In April, Patricia developed a blood clot in her left calf. The clot occurred as a result of the coronavirus, doctors told Barry, according to Barry.
Barry Franklin dealt with pain in his shoulders and under his arms, he said.
“Two years ago, I broke my right foot,” he said. “Three weeks ago, my foot hurt so bad, I went to the hospital to have an X-ray. They told me they couldn’t see anything wrong with my foot, but they said this virus can attack anything on your body that’s weak.”
Chris Crum, Greenup County Health Department’s director, could not comment specifically on the Franklins’ situation because of HIPAA laws. He did acknowledge patients may test positive multiple times.
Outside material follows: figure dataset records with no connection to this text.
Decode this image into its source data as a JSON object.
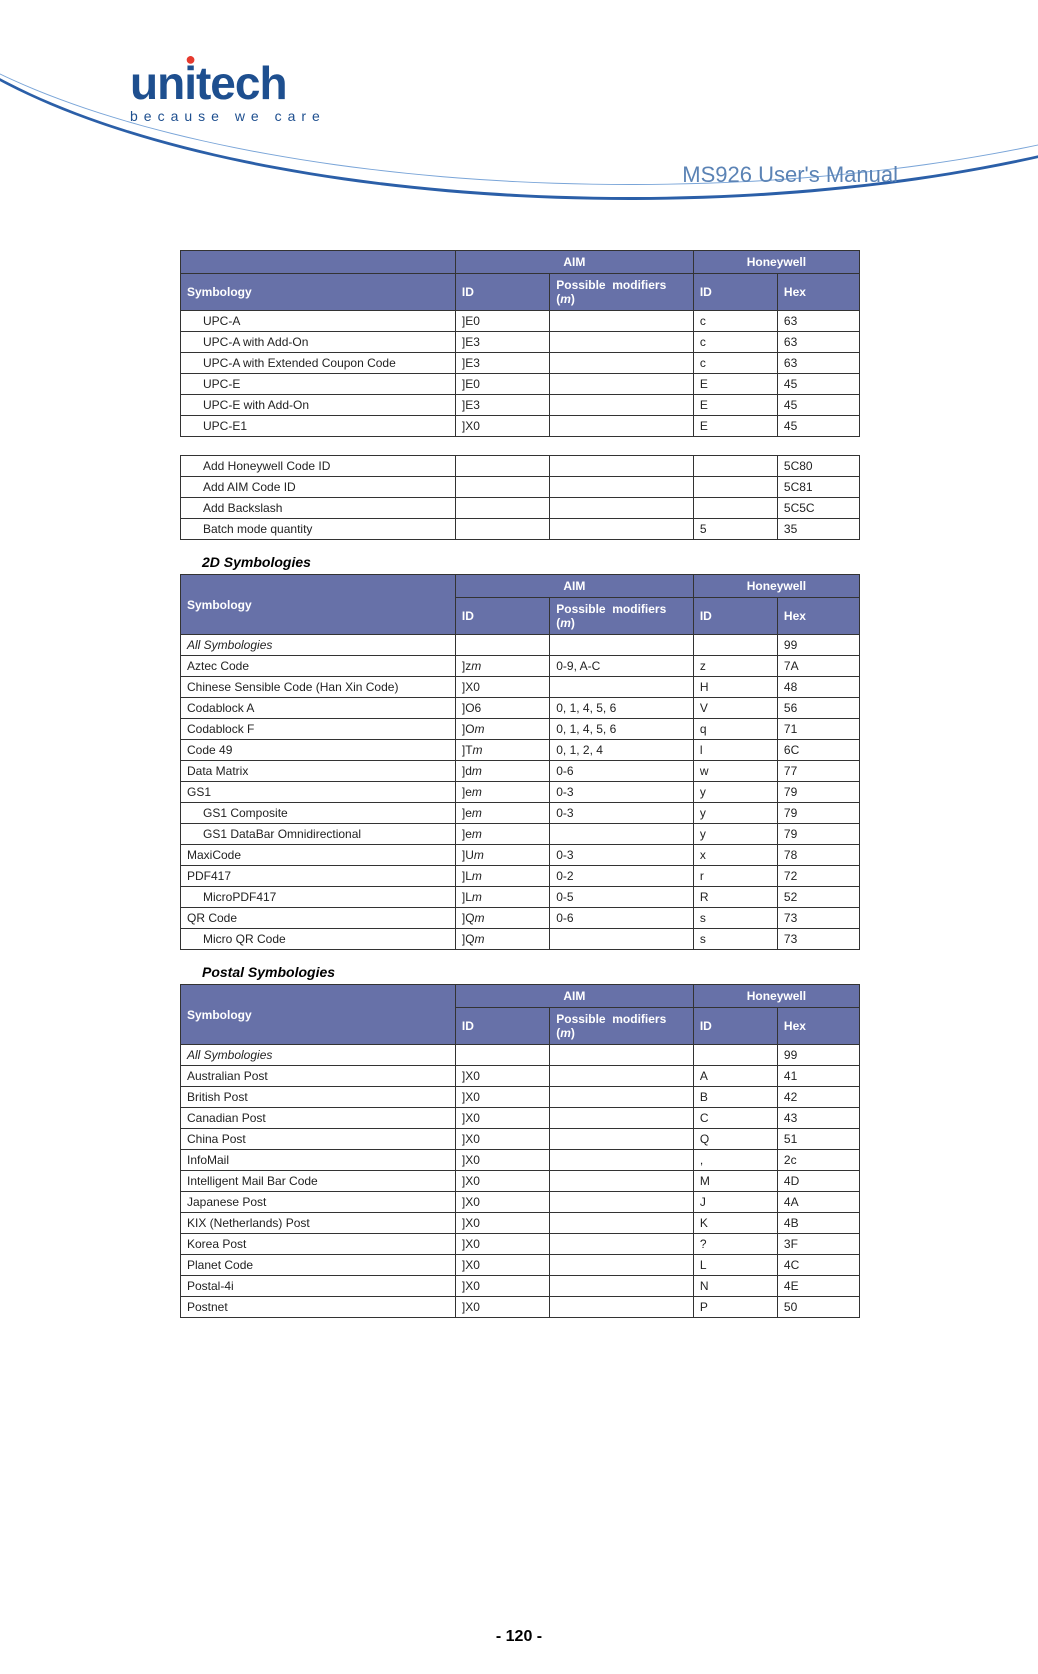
{
  "header": {
    "brand_main": "unitech",
    "brand_tagline": "because we care",
    "doc_title": "MS926 User's Manual",
    "page_number": "- 120 -"
  },
  "colors": {
    "header_bg": "#6771a8",
    "header_fg": "#ffffff",
    "border": "#333333",
    "title_color": "#5b83b5",
    "brand_color": "#1e4f8f",
    "dot_color": "#e63a2e"
  },
  "table1": {
    "top_headers": [
      "",
      "AIM",
      "Honeywell"
    ],
    "sub_headers": [
      "Symbology",
      "ID",
      "Possible  modifiers (m)",
      "ID",
      "Hex"
    ],
    "rows": [
      {
        "sym": "UPC-A",
        "indent": 1,
        "aid": "]E0",
        "mod": "",
        "hid": "c",
        "hex": "63"
      },
      {
        "sym": "UPC-A with Add-On",
        "indent": 1,
        "aid": "]E3",
        "mod": "",
        "hid": "c",
        "hex": "63"
      },
      {
        "sym": "UPC-A with Extended Coupon Code",
        "indent": 1,
        "aid": "]E3",
        "mod": "",
        "hid": "c",
        "hex": "63"
      },
      {
        "sym": "UPC-E",
        "indent": 1,
        "aid": "]E0",
        "mod": "",
        "hid": "E",
        "hex": "45"
      },
      {
        "sym": "UPC-E with Add-On",
        "indent": 1,
        "aid": "]E3",
        "mod": "",
        "hid": "E",
        "hex": "45"
      },
      {
        "sym": "UPC-E1",
        "indent": 1,
        "aid": "]X0",
        "mod": "",
        "hid": "E",
        "hex": "45"
      }
    ]
  },
  "table1b": {
    "rows": [
      {
        "sym": "Add Honeywell Code ID",
        "indent": 1,
        "aid": "",
        "mod": "",
        "hid": "",
        "hex": "5C80"
      },
      {
        "sym": "Add AIM Code ID",
        "indent": 1,
        "aid": "",
        "mod": "",
        "hid": "",
        "hex": "5C81"
      },
      {
        "sym": "Add Backslash",
        "indent": 1,
        "aid": "",
        "mod": "",
        "hid": "",
        "hex": "5C5C"
      },
      {
        "sym": "Batch mode quantity",
        "indent": 1,
        "aid": "",
        "mod": "",
        "hid": "5",
        "hex": "35"
      }
    ]
  },
  "section2_title": "2D Symbologies",
  "table2": {
    "top_headers": [
      "",
      "AIM",
      "Honeywell"
    ],
    "sub_headers": [
      "Symbology",
      "ID",
      "Possible  modifiers (m)",
      "ID",
      "Hex"
    ],
    "rows": [
      {
        "sym": "All Symbologies",
        "indent": 0,
        "italic": true,
        "aid": "",
        "mod": "",
        "hid": "",
        "hex": "99"
      },
      {
        "sym": "Aztec Code",
        "indent": 0,
        "aid": "]zm",
        "aid_italic_last": true,
        "mod": "0-9, A-C",
        "hid": "z",
        "hex": "7A"
      },
      {
        "sym": "Chinese Sensible Code (Han Xin Code)",
        "indent": 0,
        "aid": "]X0",
        "mod": "",
        "hid": "H",
        "hex": "48"
      },
      {
        "sym": "Codablock A",
        "indent": 0,
        "aid": "]O6",
        "mod": "0, 1, 4, 5, 6",
        "hid": "V",
        "hex": "56"
      },
      {
        "sym": "Codablock F",
        "indent": 0,
        "aid": "]Om",
        "aid_italic_last": true,
        "mod": "0, 1, 4, 5, 6",
        "hid": "q",
        "hex": "71"
      },
      {
        "sym": "Code 49",
        "indent": 0,
        "aid": "]Tm",
        "aid_italic_last": true,
        "mod": "0, 1, 2, 4",
        "hid": "l",
        "hex": "6C"
      },
      {
        "sym": "Data Matrix",
        "indent": 0,
        "aid": "]dm",
        "aid_italic_last": true,
        "mod": "0-6",
        "hid": "w",
        "hex": "77"
      },
      {
        "sym": "GS1",
        "indent": 0,
        "aid": "]em",
        "aid_italic_last": true,
        "mod": "0-3",
        "hid": "y",
        "hex": "79"
      },
      {
        "sym": "GS1 Composite",
        "indent": 1,
        "aid": "]em",
        "aid_italic_last": true,
        "mod": "0-3",
        "hid": "y",
        "hex": "79"
      },
      {
        "sym": "GS1 DataBar Omnidirectional",
        "indent": 1,
        "aid": "]em",
        "aid_italic_last": true,
        "mod": "",
        "hid": "y",
        "hex": "79"
      },
      {
        "sym": "MaxiCode",
        "indent": 0,
        "aid": "]Um",
        "aid_italic_last": true,
        "mod": "0-3",
        "hid": "x",
        "hex": "78"
      },
      {
        "sym": "PDF417",
        "indent": 0,
        "aid": "]Lm",
        "aid_italic_last": true,
        "mod": "0-2",
        "hid": "r",
        "hex": "72"
      },
      {
        "sym": "MicroPDF417",
        "indent": 1,
        "aid": "]Lm",
        "aid_italic_last": true,
        "mod": "0-5",
        "hid": "R",
        "hex": "52"
      },
      {
        "sym": "QR Code",
        "indent": 0,
        "aid": "]Qm",
        "aid_italic_last": true,
        "mod": "0-6",
        "hid": "s",
        "hex": "73"
      },
      {
        "sym": "Micro QR Code",
        "indent": 1,
        "aid": "]Qm",
        "aid_italic_last": true,
        "mod": "",
        "hid": "s",
        "hex": "73"
      }
    ]
  },
  "section3_title": "Postal Symbologies",
  "table3": {
    "top_headers": [
      "",
      "AIM",
      "Honeywell"
    ],
    "sub_headers": [
      "Symbology",
      "ID",
      "Possible  modifiers (m)",
      "ID",
      "Hex"
    ],
    "rows": [
      {
        "sym": "All Symbologies",
        "indent": 0,
        "italic": true,
        "aid": "",
        "mod": "",
        "hid": "",
        "hex": "99"
      },
      {
        "sym": "Australian Post",
        "indent": 0,
        "aid": "]X0",
        "mod": "",
        "hid": "A",
        "hex": "41"
      },
      {
        "sym": "British Post",
        "indent": 0,
        "aid": "]X0",
        "mod": "",
        "hid": "B",
        "hex": "42"
      },
      {
        "sym": "Canadian Post",
        "indent": 0,
        "aid": "]X0",
        "mod": "",
        "hid": "C",
        "hex": "43"
      },
      {
        "sym": "China Post",
        "indent": 0,
        "aid": "]X0",
        "mod": "",
        "hid": "Q",
        "hex": "51"
      },
      {
        "sym": "InfoMail",
        "indent": 0,
        "aid": "]X0",
        "mod": "",
        "hid": ",",
        "hex": "2c"
      },
      {
        "sym": "Intelligent Mail Bar Code",
        "indent": 0,
        "aid": "]X0",
        "mod": "",
        "hid": "M",
        "hex": "4D"
      },
      {
        "sym": "Japanese Post",
        "indent": 0,
        "aid": "]X0",
        "mod": "",
        "hid": "J",
        "hex": "4A"
      },
      {
        "sym": "KIX (Netherlands) Post",
        "indent": 0,
        "aid": "]X0",
        "mod": "",
        "hid": "K",
        "hex": "4B"
      },
      {
        "sym": "Korea Post",
        "indent": 0,
        "aid": "]X0",
        "mod": "",
        "hid": "?",
        "hex": "3F"
      },
      {
        "sym": "Planet Code",
        "indent": 0,
        "aid": "]X0",
        "mod": "",
        "hid": "L",
        "hex": "4C"
      },
      {
        "sym": "Postal-4i",
        "indent": 0,
        "aid": "]X0",
        "mod": "",
        "hid": "N",
        "hex": "4E"
      },
      {
        "sym": "Postnet",
        "indent": 0,
        "aid": "]X0",
        "mod": "",
        "hid": "P",
        "hex": "50"
      }
    ]
  }
}
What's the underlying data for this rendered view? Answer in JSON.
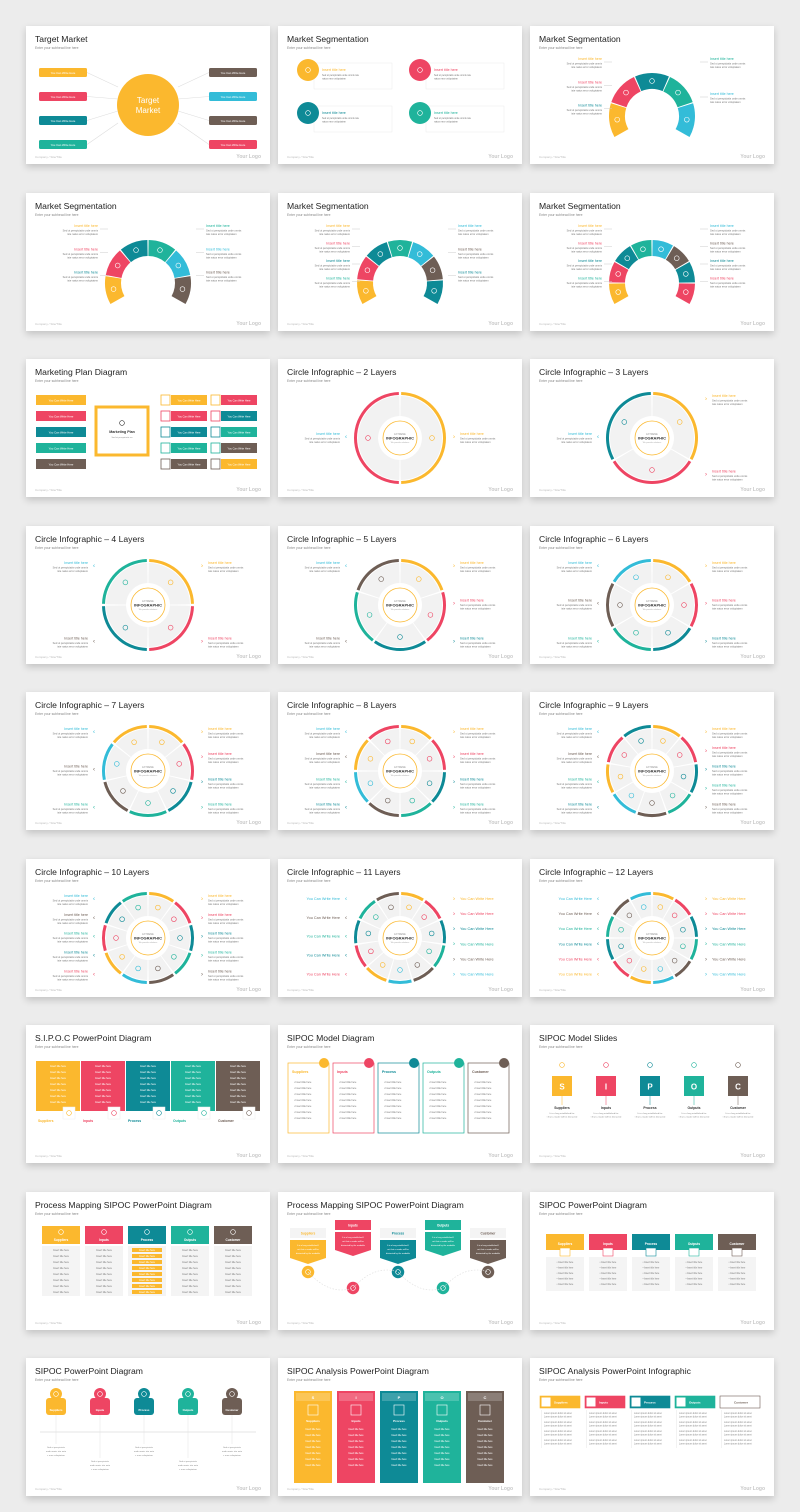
{
  "colors": {
    "yellow": "#FBB82E",
    "red": "#EE4563",
    "teal": "#0E8A96",
    "green": "#1FB39B",
    "cyan": "#33BCD8",
    "brown": "#6E5E55",
    "gray": "#EFEFEF"
  },
  "common": {
    "subtitle": "Enter your subhead line here",
    "footer": "Company / Site/Title",
    "logo": "Your Logo",
    "insert_title": "Insert title here",
    "body_text": "Sed ut perspiciatis unde omnis iste natus error voluptatem",
    "write_here": "You Can Write Here",
    "infographic_small": "EXTREME",
    "infographic_big": "INFOGRAPHIC",
    "infographic_tiny": "We provide solutions",
    "insert_title_here": "Insert title here",
    "lorem_line": "Lorem ipsum dolor sit amet",
    "sipoc_desc": "It is a long established fact that a reader will be distracted",
    "sipoc_desc2": "It is a long established fact that a reader will be distracted by the readable content"
  },
  "sipoc": {
    "letters": [
      "S",
      "I",
      "P",
      "O",
      "C"
    ],
    "labels": [
      "Suppliers",
      "Inputs",
      "Process",
      "Outputs",
      "Customer"
    ]
  },
  "slides": [
    {
      "title": "Target Market",
      "kind": "target",
      "center": [
        "Target",
        "Market"
      ]
    },
    {
      "title": "Market Segmentation",
      "kind": "seg-cards"
    },
    {
      "title": "Market Segmentation",
      "kind": "arc",
      "n": 5
    },
    {
      "title": "Market Segmentation",
      "kind": "arc",
      "n": 6
    },
    {
      "title": "Market Segmentation",
      "kind": "arc",
      "n": 7
    },
    {
      "title": "Market Segmentation",
      "kind": "arc",
      "n": 8
    },
    {
      "title": "Marketing Plan Diagram",
      "kind": "plan",
      "center": "Marketing Plan"
    },
    {
      "title": "Circle Infographic – 2 Layers",
      "kind": "circle",
      "n": 2
    },
    {
      "title": "Circle Infographic – 3 Layers",
      "kind": "circle",
      "n": 3
    },
    {
      "title": "Circle Infographic – 4 Layers",
      "kind": "circle",
      "n": 4
    },
    {
      "title": "Circle Infographic – 5 Layers",
      "kind": "circle",
      "n": 5
    },
    {
      "title": "Circle Infographic – 6 Layers",
      "kind": "circle",
      "n": 6
    },
    {
      "title": "Circle Infographic – 7 Layers",
      "kind": "circle",
      "n": 7
    },
    {
      "title": "Circle Infographic – 8 Layers",
      "kind": "circle",
      "n": 8
    },
    {
      "title": "Circle Infographic – 9 Layers",
      "kind": "circle",
      "n": 9
    },
    {
      "title": "Circle Infographic – 10 Layers",
      "kind": "circle",
      "n": 10
    },
    {
      "title": "Circle Infographic – 11 Layers",
      "kind": "circle",
      "n": 11,
      "write": true
    },
    {
      "title": "Circle Infographic – 12 Layers",
      "kind": "circle",
      "n": 12,
      "write": true
    },
    {
      "title": "S.I.P.O.C PowerPoint Diagram",
      "kind": "sipoc-blocks"
    },
    {
      "title": "SIPOC Model Diagram",
      "kind": "sipoc-outline"
    },
    {
      "title": "SIPOC Model Slides",
      "kind": "sipoc-letters"
    },
    {
      "title": "Process Mapping SIPOC PowerPoint Diagram",
      "kind": "sipoc-headers"
    },
    {
      "title": "Process Mapping SIPOC PowerPoint Diagram",
      "kind": "sipoc-zigzag"
    },
    {
      "title": "SIPOC PowerPoint Diagram",
      "kind": "sipoc-cards"
    },
    {
      "title": "SIPOC PowerPoint Diagram",
      "kind": "sipoc-timeline"
    },
    {
      "title": "SIPOC Analysis PowerPoint Diagram",
      "kind": "sipoc-columns"
    },
    {
      "title": "SIPOC Analysis PowerPoint Infographic",
      "kind": "sipoc-tabs"
    }
  ]
}
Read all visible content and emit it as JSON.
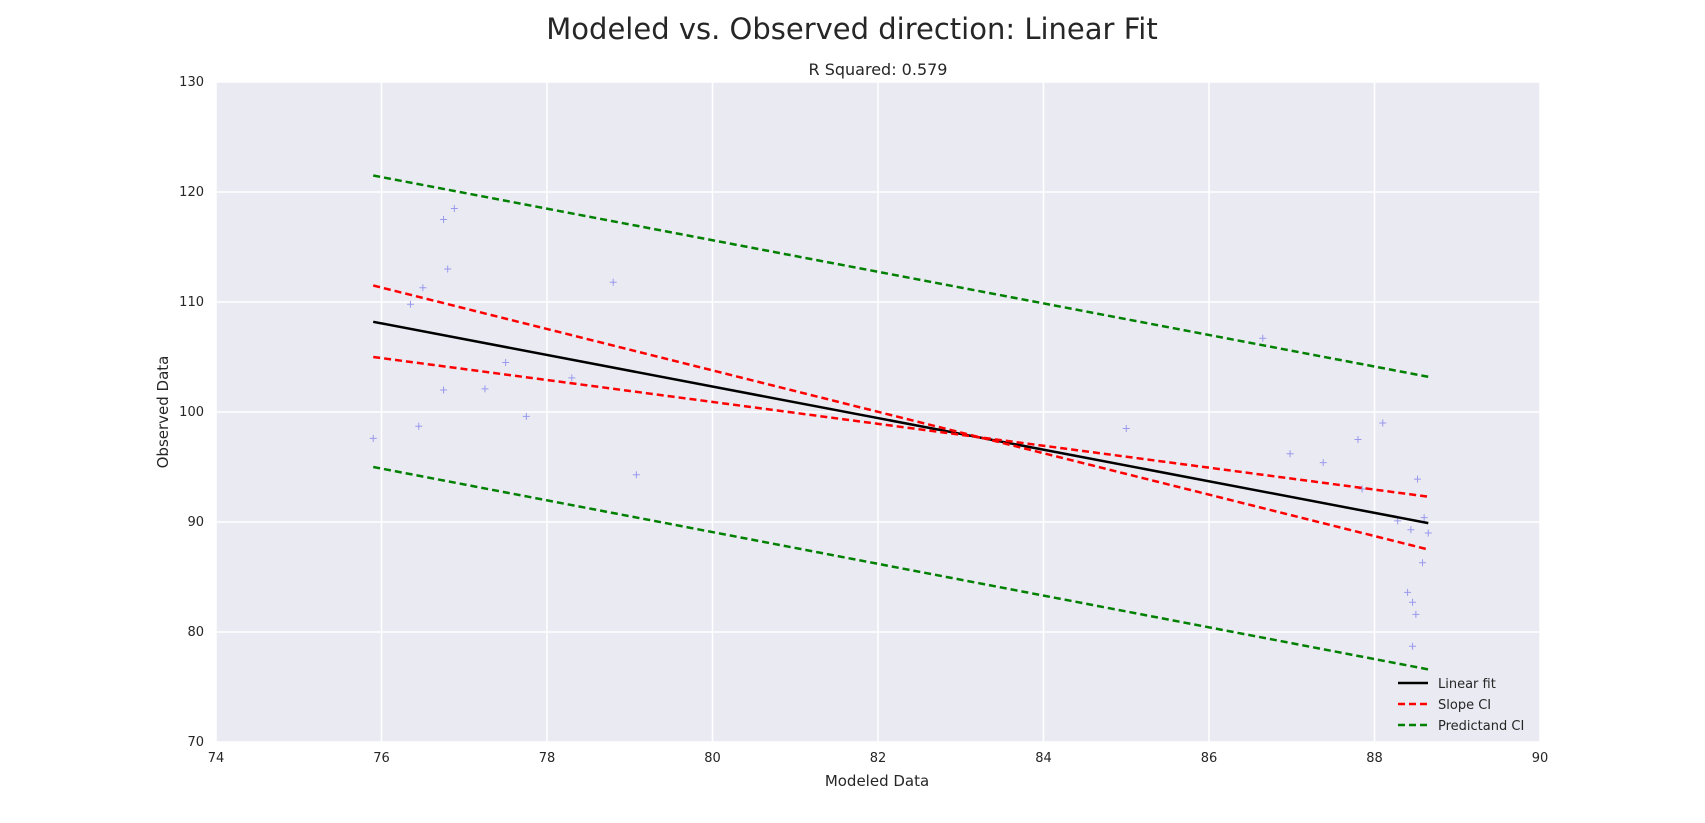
{
  "chart_data": {
    "type": "scatter",
    "title": "Modeled vs. Observed direction: Linear Fit",
    "subtitle": "R Squared: 0.579",
    "xlabel": "Modeled Data",
    "ylabel": "Observed Data",
    "xlim": [
      74,
      90
    ],
    "ylim": [
      70,
      130
    ],
    "xticks": [
      74,
      76,
      78,
      80,
      82,
      84,
      86,
      88,
      90
    ],
    "yticks": [
      70,
      80,
      90,
      100,
      110,
      120,
      130
    ],
    "grid": true,
    "legend_position": "bottom-right",
    "points": {
      "marker": "plus",
      "color": "#9999ee",
      "data": [
        [
          75.9,
          97.6
        ],
        [
          76.35,
          109.8
        ],
        [
          76.45,
          98.7
        ],
        [
          76.5,
          111.3
        ],
        [
          76.75,
          117.5
        ],
        [
          76.75,
          102.0
        ],
        [
          76.8,
          113.0
        ],
        [
          76.88,
          118.5
        ],
        [
          77.25,
          102.1
        ],
        [
          77.5,
          104.5
        ],
        [
          77.75,
          99.6
        ],
        [
          78.3,
          103.1
        ],
        [
          78.8,
          111.8
        ],
        [
          79.08,
          94.3
        ],
        [
          85.0,
          98.5
        ],
        [
          86.65,
          106.7
        ],
        [
          86.98,
          96.2
        ],
        [
          87.38,
          95.4
        ],
        [
          87.8,
          97.5
        ],
        [
          87.85,
          93.0
        ],
        [
          88.1,
          99.0
        ],
        [
          88.28,
          90.1
        ],
        [
          88.4,
          83.6
        ],
        [
          88.44,
          89.3
        ],
        [
          88.46,
          82.7
        ],
        [
          88.46,
          78.7
        ],
        [
          88.5,
          81.6
        ],
        [
          88.52,
          93.9
        ],
        [
          88.58,
          86.3
        ],
        [
          88.6,
          90.4
        ],
        [
          88.65,
          89.0
        ]
      ]
    },
    "series": [
      {
        "name": "Linear fit",
        "style": "solid",
        "color": "#000000",
        "x": [
          75.9,
          88.65
        ],
        "y": [
          108.2,
          89.9
        ]
      },
      {
        "name": "Slope CI",
        "style": "dashed",
        "color": "#ff0000",
        "x": [
          75.9,
          88.65
        ],
        "y": [
          111.5,
          87.5
        ]
      },
      {
        "name": "Slope CI",
        "style": "dashed",
        "color": "#ff0000",
        "legend": false,
        "x": [
          75.9,
          88.65
        ],
        "y": [
          105.0,
          92.3
        ]
      },
      {
        "name": "Predictand CI",
        "style": "dashed",
        "color": "#008000",
        "x": [
          75.9,
          88.65
        ],
        "y": [
          121.5,
          103.2
        ]
      },
      {
        "name": "Predictand CI",
        "style": "dashed",
        "color": "#008000",
        "legend": false,
        "x": [
          75.9,
          88.65
        ],
        "y": [
          95.0,
          76.6
        ]
      }
    ],
    "legend": [
      {
        "label": "Linear fit",
        "color": "#000000"
      },
      {
        "label": "Slope CI",
        "color": "#ff0000"
      },
      {
        "label": "Predictand CI",
        "color": "#008000"
      }
    ],
    "plot_background": "#eaeaf2",
    "grid_color": "#ffffff"
  }
}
He also said once someone is listed as recovered, which is typically based on a 14-day period following a negative test, they can’t be “unrecovered.”
According to Barry Franklin, Patricia never tested negative.
If a person does test negative, the patient is listed as recovered once the regional epidemiologist in Pikeville relays that information to the health department. Some don’t get retested, Crum said.
If a person is considered “recovered,” he or she won’t drop out of that category even if the patient tests positive following initial recovery. The person also won’t be listed as a new case.
“People have tested negative, and then positive again after that,” Crum said. “It is possible for someone to be listed as recovered and actually have a positive test. It makes it difficult to relay that information.”
Crum also noted some workplaces will bring back employees who have tested positive but are symptom-free. Those workplaces are also properly equipped to thwart the spread of the virus.
Crum said the health department, and medical experts across the country, are continuously learning more about this virus.
“The longer we go, the more we’re going to know,” he said.
Barry Franklin was just glad his wife received a negative result Tuesday. He hopes their six-week-long tussle with COVID-19 is over.
“I’m ready to get things started up and get the economy going,” said the self-employed excavation worker. “People just need to practice safety.”